Friday, February 6, 2009

The Fear of Living Without Alcohol!

I spent many years wanting to stop drinking but my biggest fear was could I live without alcohol. See, I had a slogan "Live to Drink and Drink to Live". I firmly believed this. There wasn't a day went by that I didn't drink. Once I started I kept drinking until I went to bed or passed out.

I carried a cooler with me all the time. I was never without a cold beer. My days and weekends were planned around alcohol. Back then you couldn't buy beer on Sundays in PA but eventually they changed the law. Now you can buy beer on Sundays from the distributors. I was known at all the watering holes. You would have thought I had my mail sent there.

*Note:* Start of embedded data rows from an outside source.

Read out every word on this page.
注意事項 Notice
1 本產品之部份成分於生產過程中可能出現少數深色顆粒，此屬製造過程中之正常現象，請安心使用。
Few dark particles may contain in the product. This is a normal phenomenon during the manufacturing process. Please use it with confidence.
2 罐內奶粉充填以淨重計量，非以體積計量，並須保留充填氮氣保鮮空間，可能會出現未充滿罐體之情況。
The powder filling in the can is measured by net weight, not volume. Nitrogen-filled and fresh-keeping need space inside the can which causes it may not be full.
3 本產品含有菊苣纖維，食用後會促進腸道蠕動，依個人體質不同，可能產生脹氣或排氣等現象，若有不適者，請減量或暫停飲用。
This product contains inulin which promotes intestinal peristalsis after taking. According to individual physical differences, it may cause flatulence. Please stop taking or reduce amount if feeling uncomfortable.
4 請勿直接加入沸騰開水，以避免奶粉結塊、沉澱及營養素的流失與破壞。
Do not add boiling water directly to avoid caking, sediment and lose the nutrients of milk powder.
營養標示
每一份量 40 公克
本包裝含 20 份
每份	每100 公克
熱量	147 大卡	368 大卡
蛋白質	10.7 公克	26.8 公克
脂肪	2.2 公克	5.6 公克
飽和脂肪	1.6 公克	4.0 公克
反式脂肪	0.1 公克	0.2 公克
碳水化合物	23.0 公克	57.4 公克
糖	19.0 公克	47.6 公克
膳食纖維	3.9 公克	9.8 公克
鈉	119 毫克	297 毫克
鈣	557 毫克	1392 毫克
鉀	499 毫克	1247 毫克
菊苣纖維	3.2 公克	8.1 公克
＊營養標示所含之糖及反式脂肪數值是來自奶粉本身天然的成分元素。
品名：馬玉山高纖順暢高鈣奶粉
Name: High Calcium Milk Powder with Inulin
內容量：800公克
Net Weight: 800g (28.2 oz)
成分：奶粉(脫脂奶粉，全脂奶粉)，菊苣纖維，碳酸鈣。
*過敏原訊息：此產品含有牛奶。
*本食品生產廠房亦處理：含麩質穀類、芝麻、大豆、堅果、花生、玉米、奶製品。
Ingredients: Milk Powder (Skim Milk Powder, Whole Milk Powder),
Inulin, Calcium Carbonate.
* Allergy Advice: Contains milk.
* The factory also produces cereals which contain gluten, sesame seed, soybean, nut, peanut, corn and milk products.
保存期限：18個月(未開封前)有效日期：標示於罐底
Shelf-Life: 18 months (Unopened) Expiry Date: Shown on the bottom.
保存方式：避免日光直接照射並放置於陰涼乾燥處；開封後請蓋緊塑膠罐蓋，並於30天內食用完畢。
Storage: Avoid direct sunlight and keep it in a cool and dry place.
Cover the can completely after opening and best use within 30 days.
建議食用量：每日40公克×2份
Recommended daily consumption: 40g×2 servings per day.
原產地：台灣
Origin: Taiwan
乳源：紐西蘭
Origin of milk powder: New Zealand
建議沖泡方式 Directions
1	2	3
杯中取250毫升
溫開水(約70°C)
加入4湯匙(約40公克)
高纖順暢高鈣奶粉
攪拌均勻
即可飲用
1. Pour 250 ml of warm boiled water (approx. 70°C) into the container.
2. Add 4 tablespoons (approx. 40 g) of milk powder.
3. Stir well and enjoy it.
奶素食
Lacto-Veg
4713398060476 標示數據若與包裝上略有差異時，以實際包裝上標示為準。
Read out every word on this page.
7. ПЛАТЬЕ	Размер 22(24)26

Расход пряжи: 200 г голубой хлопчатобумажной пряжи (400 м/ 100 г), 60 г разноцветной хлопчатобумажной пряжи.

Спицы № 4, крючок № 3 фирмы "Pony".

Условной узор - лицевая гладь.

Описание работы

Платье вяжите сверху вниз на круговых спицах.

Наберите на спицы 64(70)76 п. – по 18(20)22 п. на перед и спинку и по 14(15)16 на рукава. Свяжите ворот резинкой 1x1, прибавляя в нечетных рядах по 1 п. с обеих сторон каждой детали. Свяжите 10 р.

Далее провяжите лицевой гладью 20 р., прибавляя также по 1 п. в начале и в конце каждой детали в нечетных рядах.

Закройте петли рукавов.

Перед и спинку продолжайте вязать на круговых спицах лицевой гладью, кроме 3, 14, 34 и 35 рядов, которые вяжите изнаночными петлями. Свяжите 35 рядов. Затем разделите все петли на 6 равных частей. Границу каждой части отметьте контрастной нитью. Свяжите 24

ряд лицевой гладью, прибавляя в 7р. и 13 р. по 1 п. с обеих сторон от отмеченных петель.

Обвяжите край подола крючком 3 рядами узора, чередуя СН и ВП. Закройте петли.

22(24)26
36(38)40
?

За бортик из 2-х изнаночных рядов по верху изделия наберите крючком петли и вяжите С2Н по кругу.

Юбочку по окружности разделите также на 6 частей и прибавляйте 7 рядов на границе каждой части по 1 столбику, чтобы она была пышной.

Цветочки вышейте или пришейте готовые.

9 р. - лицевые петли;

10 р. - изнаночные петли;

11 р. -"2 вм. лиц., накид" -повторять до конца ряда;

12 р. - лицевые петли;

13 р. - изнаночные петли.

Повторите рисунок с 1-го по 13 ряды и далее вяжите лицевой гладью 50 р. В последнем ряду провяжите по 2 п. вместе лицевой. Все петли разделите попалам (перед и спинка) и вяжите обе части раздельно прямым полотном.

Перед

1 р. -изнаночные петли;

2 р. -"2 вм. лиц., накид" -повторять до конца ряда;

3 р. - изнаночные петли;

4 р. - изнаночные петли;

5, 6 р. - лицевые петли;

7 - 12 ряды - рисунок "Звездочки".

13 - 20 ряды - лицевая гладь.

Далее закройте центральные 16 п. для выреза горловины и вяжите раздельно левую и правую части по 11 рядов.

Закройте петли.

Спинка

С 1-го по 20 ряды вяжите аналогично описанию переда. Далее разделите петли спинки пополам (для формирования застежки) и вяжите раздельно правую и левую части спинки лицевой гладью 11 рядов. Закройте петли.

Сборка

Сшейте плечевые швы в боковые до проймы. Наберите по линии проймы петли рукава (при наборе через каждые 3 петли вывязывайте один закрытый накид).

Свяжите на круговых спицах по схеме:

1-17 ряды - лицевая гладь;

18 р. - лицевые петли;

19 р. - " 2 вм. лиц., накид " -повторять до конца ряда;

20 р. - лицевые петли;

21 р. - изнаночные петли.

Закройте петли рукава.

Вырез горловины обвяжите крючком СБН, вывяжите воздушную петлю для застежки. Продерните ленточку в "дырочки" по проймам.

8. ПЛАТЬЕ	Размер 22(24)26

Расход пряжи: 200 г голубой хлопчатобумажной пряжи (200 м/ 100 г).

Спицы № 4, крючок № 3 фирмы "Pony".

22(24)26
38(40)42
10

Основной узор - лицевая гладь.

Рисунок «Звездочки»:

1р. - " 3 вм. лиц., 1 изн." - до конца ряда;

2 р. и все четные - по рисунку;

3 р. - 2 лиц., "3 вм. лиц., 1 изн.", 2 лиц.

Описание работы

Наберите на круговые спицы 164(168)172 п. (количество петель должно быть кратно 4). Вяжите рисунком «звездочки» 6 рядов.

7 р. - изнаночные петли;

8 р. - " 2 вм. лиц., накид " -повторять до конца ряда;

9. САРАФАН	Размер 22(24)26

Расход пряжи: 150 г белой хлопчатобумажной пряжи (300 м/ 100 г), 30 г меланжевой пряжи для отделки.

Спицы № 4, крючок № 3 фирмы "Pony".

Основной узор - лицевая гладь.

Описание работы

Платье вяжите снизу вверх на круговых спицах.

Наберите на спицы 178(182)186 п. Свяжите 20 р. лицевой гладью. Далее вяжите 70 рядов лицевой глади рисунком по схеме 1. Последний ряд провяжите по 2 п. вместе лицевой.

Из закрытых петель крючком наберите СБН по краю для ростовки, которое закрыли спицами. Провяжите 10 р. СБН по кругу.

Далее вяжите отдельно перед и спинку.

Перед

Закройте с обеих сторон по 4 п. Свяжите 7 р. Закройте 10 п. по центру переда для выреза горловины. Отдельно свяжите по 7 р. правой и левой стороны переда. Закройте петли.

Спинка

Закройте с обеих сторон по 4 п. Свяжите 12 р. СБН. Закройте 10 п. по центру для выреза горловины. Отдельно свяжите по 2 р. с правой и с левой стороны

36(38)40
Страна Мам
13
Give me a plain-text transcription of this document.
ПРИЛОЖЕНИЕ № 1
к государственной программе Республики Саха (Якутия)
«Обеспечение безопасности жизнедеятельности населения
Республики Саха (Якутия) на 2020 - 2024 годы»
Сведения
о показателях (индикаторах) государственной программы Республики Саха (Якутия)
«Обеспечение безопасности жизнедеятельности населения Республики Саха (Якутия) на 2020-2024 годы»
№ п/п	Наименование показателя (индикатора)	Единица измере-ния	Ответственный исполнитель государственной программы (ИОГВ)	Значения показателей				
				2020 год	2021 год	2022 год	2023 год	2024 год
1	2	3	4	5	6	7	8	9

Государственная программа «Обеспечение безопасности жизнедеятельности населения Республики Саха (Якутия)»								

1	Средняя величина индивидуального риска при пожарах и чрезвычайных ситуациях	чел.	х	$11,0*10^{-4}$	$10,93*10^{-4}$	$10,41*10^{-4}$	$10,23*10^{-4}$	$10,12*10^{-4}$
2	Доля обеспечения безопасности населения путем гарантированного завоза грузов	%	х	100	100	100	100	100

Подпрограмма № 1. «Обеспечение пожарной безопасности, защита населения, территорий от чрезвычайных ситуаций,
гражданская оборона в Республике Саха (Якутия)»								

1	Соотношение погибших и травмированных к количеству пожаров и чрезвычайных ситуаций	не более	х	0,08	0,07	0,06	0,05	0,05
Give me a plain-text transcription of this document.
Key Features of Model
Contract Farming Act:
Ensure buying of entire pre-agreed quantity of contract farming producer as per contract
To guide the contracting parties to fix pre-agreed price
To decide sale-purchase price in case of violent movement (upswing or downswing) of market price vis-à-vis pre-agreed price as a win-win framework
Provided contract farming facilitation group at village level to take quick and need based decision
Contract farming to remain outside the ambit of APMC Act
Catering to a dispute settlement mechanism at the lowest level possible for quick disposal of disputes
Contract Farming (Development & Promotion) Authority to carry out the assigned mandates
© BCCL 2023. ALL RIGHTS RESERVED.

To stop drinking meant I would have to learn to live a new life in a very different way. I would have to become an earth person as they say in AA. Until I quit the alcohol I never realized just how many people actually played golf without it. I will tell you that I didn't get any better at golf from being sober though. In fact I hardly play anymore because it is a very frustrating sport to me. I have enough frustrations at times in life so I don't go out just to find it.

The first time I got sober it lasted for two and a half years. Then on a ski trip in CO with a few old friends who still drink I decided I knew how to drink like a normal person. That one drink lasted for a year and a half. It was the worst time of my life. My drinking was worse than I had ever imagined. My last real binge lasted 42 days, yes it did. See, in my later years I had to drink when I woke each morning to be able to function. It was ugly because one drink led to many and there I was drunk again.

Needless to say, one morning I rose and looked in the mirror and said I hate you. I then proceeded to get drunk, called a Rehab and was in a Detox unit by the end of the afternoon. That was one of the best days of my life. I know now I'll never be able to drink alcohol of any kind again.